Selon lui, la réaction espagnole s'explique notamment par la place occupée par la famille dans la société du pays et par les inquiétudes exprimées par certains habitants de Ceuta depuis les arrivées massives de cet été.
« Le pilier de la société espagnole, c'est la famille. Et là, tous les Espagnols, même de gauche, soutiennent les familles de Ceuta », a poursuivi Hermel.
Il a notamment évoqué les témoignages de mères relayés dans les médias espagnols : « Quand vous avez des mamans qui vont dans la rue, qui disent : “Je ne peux plus laisser sortir ma fille parce que j'ai peur qu'elle soit violée.” Quand vous avez des mamans qui disent : “J'ai peur pour mon fils, je regarde à quelle heure il va rentrer”, etc. Parce qu'on a vu les images, c'est terrifiant ce qui se passe là-bas. »
« Il n'a pas compris le contexte espagnol »
« Donc il s'est trompé. Il s'est cru en France », a insisté Hermel. Selon lui, la situation de Ceuta dépasse en Espagne les clivages politiques habituels : « C'est au-delà d'un sujet politique. C'est presque une catastrophe, une catastrophe humanitaire. »
« Il n'a pas saisi, il n'a pas compris le contexte espagnol. Franchement, ça risque de lui peser », a-t-il encore estimé.
Mbappé avait pourtant expliqué son geste quelques heures après le début de la polémique. Dans un entretien au quotidien AS, l'attaquant avait assuré être pleinement solidaire des habitants de Ceuta et des victimes, tout en expliquant avoir voulu également témoigner de sa solidarité envers les migrants morts ou vivant dans des conditions difficiles.
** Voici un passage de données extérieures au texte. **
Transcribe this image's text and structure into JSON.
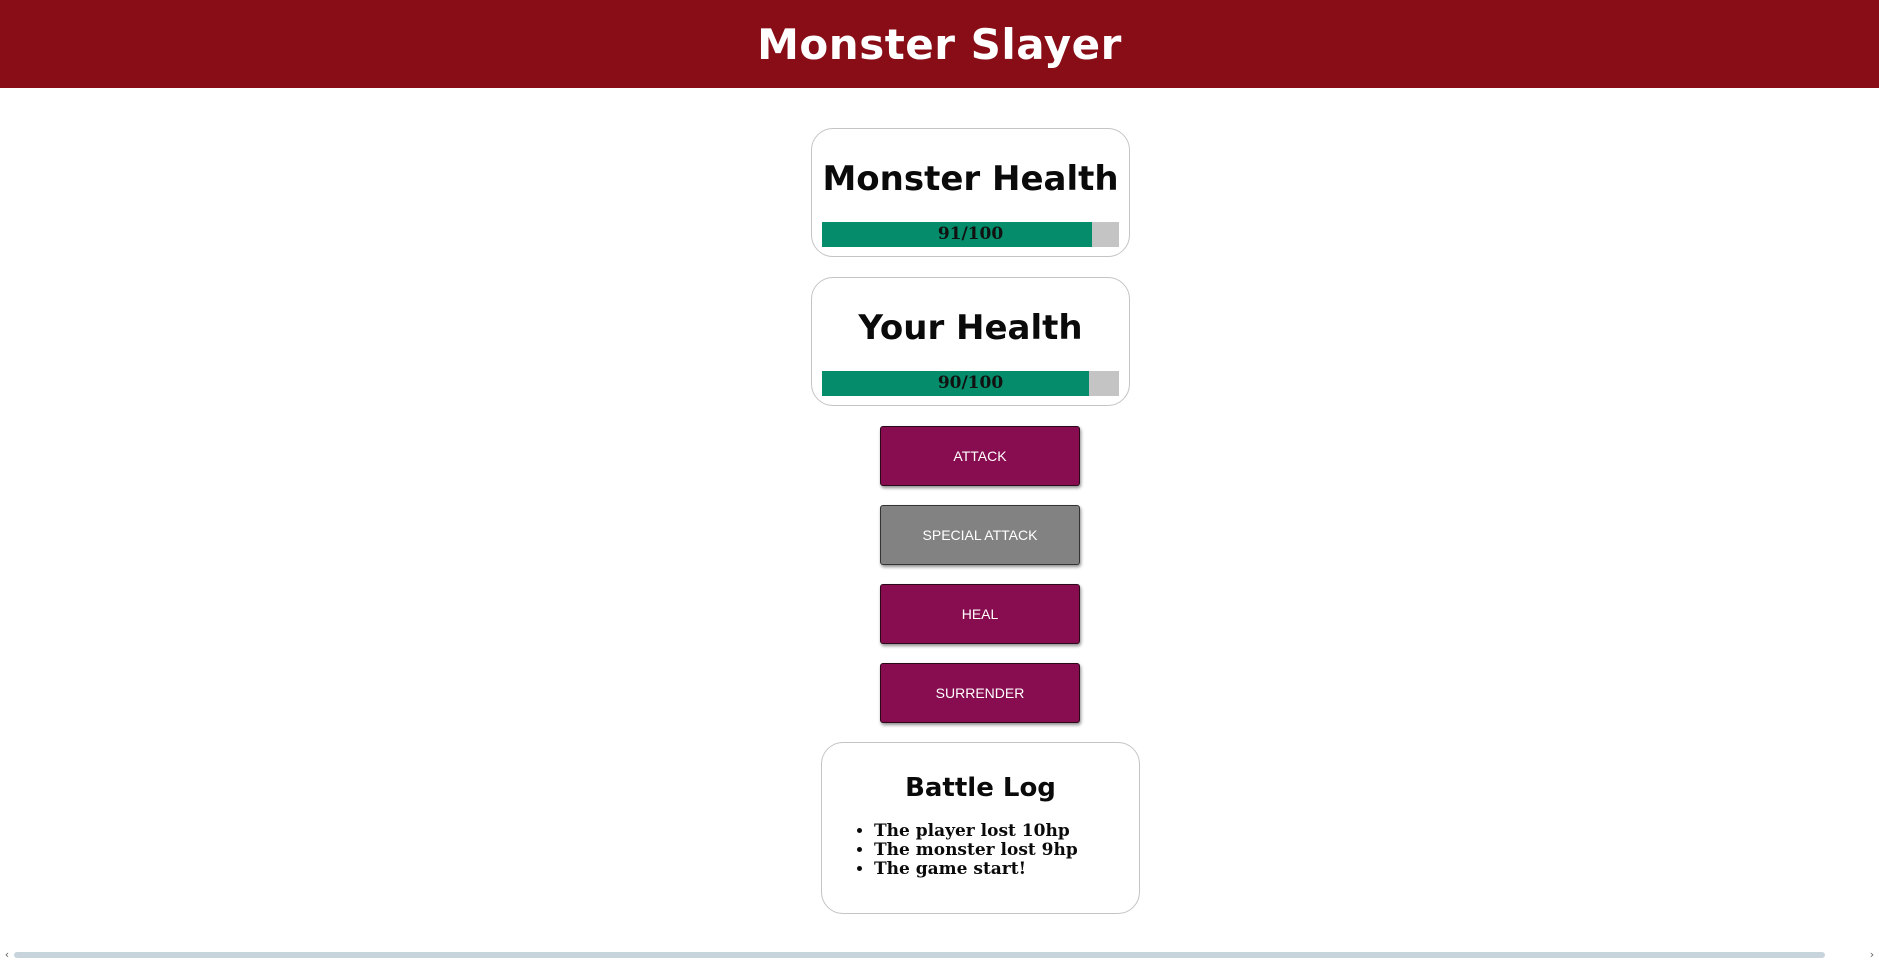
{
  "header": {
    "title": "Monster Slayer"
  },
  "monster": {
    "title": "Monster Health",
    "health": 91,
    "max": 100,
    "label": "91/100"
  },
  "player": {
    "title": "Your Health",
    "health": 90,
    "max": 100,
    "label": "90/100"
  },
  "actions": {
    "attack": "ATTACK",
    "special_attack": "SPECIAL ATTACK",
    "heal": "HEAL",
    "surrender": "SURRENDER",
    "special_attack_disabled": true
  },
  "log": {
    "title": "Battle Log",
    "entries": [
      "The player lost 10hp",
      "The monster lost 9hp",
      "The game start!"
    ]
  },
  "colors": {
    "header": "#880d17",
    "button": "#880d50",
    "button_disabled": "#828282",
    "health_fill": "#058c6a",
    "health_track": "#c4c4c4"
  },
  "icons": {
    "scroll_left": "chevron-left-icon",
    "scroll_right": "chevron-right-icon"
  }
}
« Je ne veux pas mettre de priorité dans la souffrance, avait-il notamment expliqué. Je n'ai rien contre eux et je les soutiens à 100 %. »
Le Real Madrid avait par ailleurs défendu la liberté individuelle de ses joueurs de porter ou non le message, tout en soutenant lui-même l'initiative en faveur de Ceuta.
« Le Real Madrid est avec vous »
Frédéric Hermel est également revenu sur le déplacement effectué vendredi à Ceuta par Florentino Pérez. Le président du Real Madrid était accompagné de José Martínez, « Pirri », président d'honneur du club et natif de Ceuta, ainsi que d'Emilio Butragueño, directeur des relations institutionnelles et ancienne gloire madrilène.
Pour Hermel, cette visite constitue une réaction à la controverse : « C'est tellement grave, ce qui s'est passé, que le président du Real Madrid, Florentino Pérez, le président d'honneur du club, qui s'appelle Pirri, qui est né à Ceuta, et Butragueño ont été obligés d'aller vendredi, donc hier, à Ceuta pour dire : “Le Real Madrid est avec vous”, etc. »
Le journaliste a néanmoins reconnu que le déplacement était prévu auparavant : « Ils ont dit que le voyage était prévu. C'est vrai. » Florentino Pérez a lui-même insisté vendredi sur ce point, affirmant que la visite était préparée « depuis plusieurs semaines » et qu'elle ne répondait à « aucune nouvelle récente ».
Hermel y voit malgré tout « la réaction à cette histoire de maillot qui n'a pas été montré par Mbappé, Konaté et Vinicius Junior », a-t-il conclu.
La polémique révèle ainsi deux lectures très différentes d'un même geste. Mbappé assure avoir voulu étendre son message de solidarité aux migrants et refuser de hiérarchiser les souffrances. Frédéric Hermel considère, lui, que cette position a conduit le capitaine des Bleus à sous-estimer la dimension particulière prise par la crise de Ceuta dans le débat public espagnol.